Faction 1 Anthology

Written and Illustrated by Ned Wenlock, Ant Sang, Damon Keen, Christian Pierce, Jonathan King, Ralphi, Nani Mahal, Czepta, Matt Emery, Karl Willis, Mark Holland, Roger Langrdge, Tim Gibson, and Mukpuddy
Edited by Damon Keen and Amie Maxwell
Published by 3 Bad Monkeys

A group of varied creators from New Zealand show their skills in this first in a series of high-quality anthologies. Ranging from silent dark comedy to high fantasy to the obligatory stoner short, Faction shows that there's a ton of talent in New Zealand making comics that haven't yet hit the US scene.

Given my desire to keep finding comics from other countries, especially those that fit the mini-comics aesthetic, Faction was a no-brainer for me, and I had it on my radar to check out even before editor Damon Keen and contributor Tim Gibson contacted me about reviewing the series for Panel Patter.

From the opening story, Ned Wenlock's Migrane, which features a pair of twins that look a bit like South Park's Terrance and Phillip and their desire to keep the family peace despite total dysfunction to Roger Langridge's closing one-pager that shows off his patented playful torture of rhyme scheme as he relates a nautical misadventure, the overall quality of Faction really impressed me.
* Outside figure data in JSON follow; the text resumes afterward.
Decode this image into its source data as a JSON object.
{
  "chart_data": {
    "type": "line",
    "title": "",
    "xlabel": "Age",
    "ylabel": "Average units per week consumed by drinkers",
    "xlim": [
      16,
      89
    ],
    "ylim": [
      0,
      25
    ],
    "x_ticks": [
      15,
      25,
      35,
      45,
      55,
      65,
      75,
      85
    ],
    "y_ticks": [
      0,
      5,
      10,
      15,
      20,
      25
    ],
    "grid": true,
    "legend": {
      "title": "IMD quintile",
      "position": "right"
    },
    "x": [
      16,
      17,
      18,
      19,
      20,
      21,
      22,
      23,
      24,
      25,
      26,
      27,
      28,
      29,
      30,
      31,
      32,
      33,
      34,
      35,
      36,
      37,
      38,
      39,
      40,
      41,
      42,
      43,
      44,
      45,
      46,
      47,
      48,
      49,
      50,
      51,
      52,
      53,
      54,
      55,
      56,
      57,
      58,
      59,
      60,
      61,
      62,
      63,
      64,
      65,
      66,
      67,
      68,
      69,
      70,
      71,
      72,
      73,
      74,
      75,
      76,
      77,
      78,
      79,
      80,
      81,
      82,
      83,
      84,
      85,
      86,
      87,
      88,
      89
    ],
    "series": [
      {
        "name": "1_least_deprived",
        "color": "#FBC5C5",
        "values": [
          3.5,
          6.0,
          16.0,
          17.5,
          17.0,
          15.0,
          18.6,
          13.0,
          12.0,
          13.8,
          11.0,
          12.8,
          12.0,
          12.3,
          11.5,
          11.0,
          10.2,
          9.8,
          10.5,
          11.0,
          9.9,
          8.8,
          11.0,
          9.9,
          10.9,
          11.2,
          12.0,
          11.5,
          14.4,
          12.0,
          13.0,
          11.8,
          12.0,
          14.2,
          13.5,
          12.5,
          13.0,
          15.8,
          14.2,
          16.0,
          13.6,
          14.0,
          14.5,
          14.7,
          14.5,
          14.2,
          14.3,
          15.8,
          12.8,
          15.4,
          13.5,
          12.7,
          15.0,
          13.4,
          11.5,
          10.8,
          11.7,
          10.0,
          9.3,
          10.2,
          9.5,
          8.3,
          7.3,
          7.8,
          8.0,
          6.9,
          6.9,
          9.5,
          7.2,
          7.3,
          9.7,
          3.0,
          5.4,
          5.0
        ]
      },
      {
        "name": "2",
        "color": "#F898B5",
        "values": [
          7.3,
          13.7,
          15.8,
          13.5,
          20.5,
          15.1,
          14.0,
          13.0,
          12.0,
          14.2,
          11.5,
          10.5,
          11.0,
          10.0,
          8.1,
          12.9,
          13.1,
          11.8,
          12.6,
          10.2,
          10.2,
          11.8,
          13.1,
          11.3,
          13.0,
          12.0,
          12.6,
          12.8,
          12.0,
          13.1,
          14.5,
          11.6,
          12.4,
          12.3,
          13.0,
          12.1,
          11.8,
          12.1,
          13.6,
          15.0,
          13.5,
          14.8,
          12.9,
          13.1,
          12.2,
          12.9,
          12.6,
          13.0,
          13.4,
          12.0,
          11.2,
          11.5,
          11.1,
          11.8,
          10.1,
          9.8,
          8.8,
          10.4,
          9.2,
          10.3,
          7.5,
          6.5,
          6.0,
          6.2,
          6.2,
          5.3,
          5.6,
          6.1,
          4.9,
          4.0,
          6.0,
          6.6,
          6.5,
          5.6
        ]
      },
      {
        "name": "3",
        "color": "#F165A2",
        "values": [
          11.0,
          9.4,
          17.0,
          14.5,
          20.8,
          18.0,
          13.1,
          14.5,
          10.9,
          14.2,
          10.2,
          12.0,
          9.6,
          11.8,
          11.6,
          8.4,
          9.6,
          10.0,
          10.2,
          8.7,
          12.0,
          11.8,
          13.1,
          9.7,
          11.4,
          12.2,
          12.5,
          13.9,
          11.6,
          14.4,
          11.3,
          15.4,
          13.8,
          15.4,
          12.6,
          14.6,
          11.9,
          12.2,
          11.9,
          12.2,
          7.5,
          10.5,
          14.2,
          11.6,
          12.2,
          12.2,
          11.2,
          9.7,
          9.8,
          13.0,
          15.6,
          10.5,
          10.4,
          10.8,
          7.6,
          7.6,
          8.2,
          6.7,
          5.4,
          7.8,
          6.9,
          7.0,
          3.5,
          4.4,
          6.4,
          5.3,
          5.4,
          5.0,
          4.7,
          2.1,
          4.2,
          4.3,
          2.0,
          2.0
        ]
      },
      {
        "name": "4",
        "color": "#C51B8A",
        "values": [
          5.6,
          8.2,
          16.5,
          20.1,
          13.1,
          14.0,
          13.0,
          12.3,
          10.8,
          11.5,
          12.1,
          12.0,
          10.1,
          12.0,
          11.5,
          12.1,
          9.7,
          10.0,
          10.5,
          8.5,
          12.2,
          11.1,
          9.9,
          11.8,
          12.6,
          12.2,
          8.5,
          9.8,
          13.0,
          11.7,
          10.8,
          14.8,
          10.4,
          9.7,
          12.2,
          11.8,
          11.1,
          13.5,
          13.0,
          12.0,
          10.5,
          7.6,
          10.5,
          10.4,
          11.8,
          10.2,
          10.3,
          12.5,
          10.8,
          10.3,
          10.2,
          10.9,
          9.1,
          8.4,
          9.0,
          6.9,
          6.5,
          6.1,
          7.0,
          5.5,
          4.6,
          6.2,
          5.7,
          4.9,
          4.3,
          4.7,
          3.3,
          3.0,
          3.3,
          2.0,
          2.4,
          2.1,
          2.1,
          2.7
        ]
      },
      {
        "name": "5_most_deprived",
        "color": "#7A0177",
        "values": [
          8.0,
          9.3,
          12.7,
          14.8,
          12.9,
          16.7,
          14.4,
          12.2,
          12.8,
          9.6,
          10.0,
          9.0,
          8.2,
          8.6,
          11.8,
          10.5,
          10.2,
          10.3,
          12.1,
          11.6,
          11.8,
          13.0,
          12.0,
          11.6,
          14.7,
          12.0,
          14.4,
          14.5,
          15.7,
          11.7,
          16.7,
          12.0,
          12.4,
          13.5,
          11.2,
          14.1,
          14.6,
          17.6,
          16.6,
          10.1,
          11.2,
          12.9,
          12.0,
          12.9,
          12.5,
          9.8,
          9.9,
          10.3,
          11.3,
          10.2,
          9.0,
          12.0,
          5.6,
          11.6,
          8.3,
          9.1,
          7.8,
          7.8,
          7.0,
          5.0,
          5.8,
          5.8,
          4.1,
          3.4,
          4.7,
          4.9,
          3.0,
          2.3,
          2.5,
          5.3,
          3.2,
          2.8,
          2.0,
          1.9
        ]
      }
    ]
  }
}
Even the weaker entries for me personally (and every reader will have their own opinions on which stories in an anthology are best/worst) showed craft and care. It's a real tribute to editors Keen and Maxwell that when you are flipping through Faction 1, there's not a single time when you think, "How did this get in here?"

Art from Damon Keen
Generally speaking, I'm happy if the quality of an anthology is 60/40. Here it was more 80/20, which is phenomenal. And that's not just because the stories were good--it's because they did exactly what Faction's stated goal is--to show off the different talents coming out of New Zealand. In the wrong hands, such a mis-mash of themes could have fallen flat, or suffered from "we need story type X so we'll take this even if it's not that great" but the pair avoid this entirely. Even the flow works, making sure the lavishly illustrated works are mixed in against the simpler design styles, silent comics aren't back to back, and so on. It's really great work that others should look to for a model.

My favorite story was definitely Keen's One Giant Leap, which features an astronaut who gets trapped in the void of space with only minutes to live when a line snaps. He forms a desperate plan, cleverly illustrated by a diagram panel, and enacts it--but success under such circumstances is rare, and Keen's rug-pulling ending is the perfect capstone to the short. His work has a bit of a Mignola feel, with dark shading and angular lines. Completely wordless save a few visual "words," it's easy to follow along and watch the man as he fights for life, even as we can't help but laugh a bit at his misfortune. Great stuff!

Art from Jonathan King
Other comics I enjoyed from this one:

  • Jonathan King's Bookish, in which a detective must try to figure out why victims seem drained of their entire lives, leading to a a very different kind of vampire. Paced quickly enough for the short space, but there's a nice punch and an ending that gives the reader plenty to think about. King uses a ton of small panels to pack as much action as possible, and his illustrations of the setting do just enough to build the world while letting the characters drive the story.
  • Zion//Eye from Czepta has a look inspired by manga/anime, with wide-eyed characters and bright coloring combining with lush, dense backgrounds setting the tale in a fantasy jungle. It's a parable about patience, using the mentor/mentee relationship quite well. Youthful exuberance turns to leaning, as the reader and the protagonist learn the nature of the world around them.
  • Matt Emery's Do You Want To Talk About it, where a man risks life and limb to save a girl, in a world that becomes increasingly destructive, only to find out that's not even close to his actual reality. That revelation takes things from enjoyable to thought-provoking, as the character sits awake, wondering why his dream partner isn't the same as his one in the waking world. The mostly black and white work features medium looks that allow us to see how small the man is in relation to the world and the threats in it, and there's no indication of the fact that it's fake until we need that information.
Art from Matt Emery
I should note that Tim Gibson's Moth City entry is a teaser poster, which is cheating a bit, but it's fun to see a creator take on a movie poster to promote his work, which I have reviewed here in the past. We get more from Gibson in a later installment of Faction, so it's okay to only get a splash page here.

Faction 1 is what all anthologies should strive to be--well edited, varied, and always putting its best foot forward. This thing has amazing production values from start to finish, and is well worth purchasing in hard copy, though if you are unable to do so, you can actually just download a free PDF of the issue. While the hard copy is gorgeous and the best way to read the series (and I rarely say that), the digital copy keeps the integrity of the coloring just fine, which was a big part of the appeal for me.

For anyone who likes finding new creators to follow or wants to see what the world of comics has to offer or, heck, just likes good short comic fiction, Faction 1 is going to be for you, and is well worth grabbing.